Mit dem sich abzeichnenden Ende der Kirchner-Ära setzt sich ein Trend des Machtverlustes der Linksregierungen in Lateinamerika fort. Venezuelas sozialistischer Präsident Nicolas Maduro konnte nach dem Tod des charismatischen und über die Grenzen beliebten Hugo Chavez nur noch einen hauchdünnen Wahlsieg über die Ziellinie retten, der bis heute umstritten ist. In Ecuador wächst der Widerstand der Basis gegen Präsident Rafael Correa nach dessen radikaler Kehrtwende in der Umweltpolitik und der Freigabe des artenreichen Yasuni-Nationalparks zur Rohstoffausbeutung. Und in Brasilien fegt Präsidentin Dilma Rousseff bereits seit Monaten ein Orkan des Protestes entgegen.
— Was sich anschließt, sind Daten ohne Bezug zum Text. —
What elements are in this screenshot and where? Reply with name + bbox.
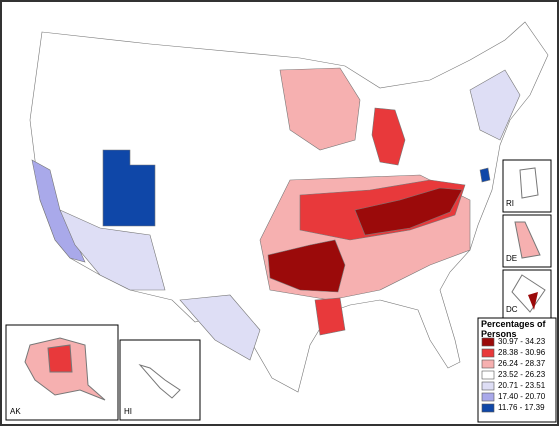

Lateinamerikas Linksregierungen, denen es gelang, erstmals die Armen in den Mittelpunkt ihrer Politik zu stellen und damit die Macht über ein Jahrzehnt zu sichern, fehlt eine Idee. Alle Regierungen bauen als Schlüssel einer erfolgreichen Wirtschaftspolitik auf die Ausbeutung von klimafeindlichen Rohstoffen, eine nachhaltige Wirtschaftspolitik mit dem Aufbau einer eigenen unabhängigen funktionierenden Industrie, die die Länder von der Rohstoffpreisentwicklung unabhängig macht, fehlt aber. In Argentinien ist dies an der wieder einmal furchterregenden Inflation spürbar. Auch deshalb haben die Wähler Kirchner am Sonntag abgestraft.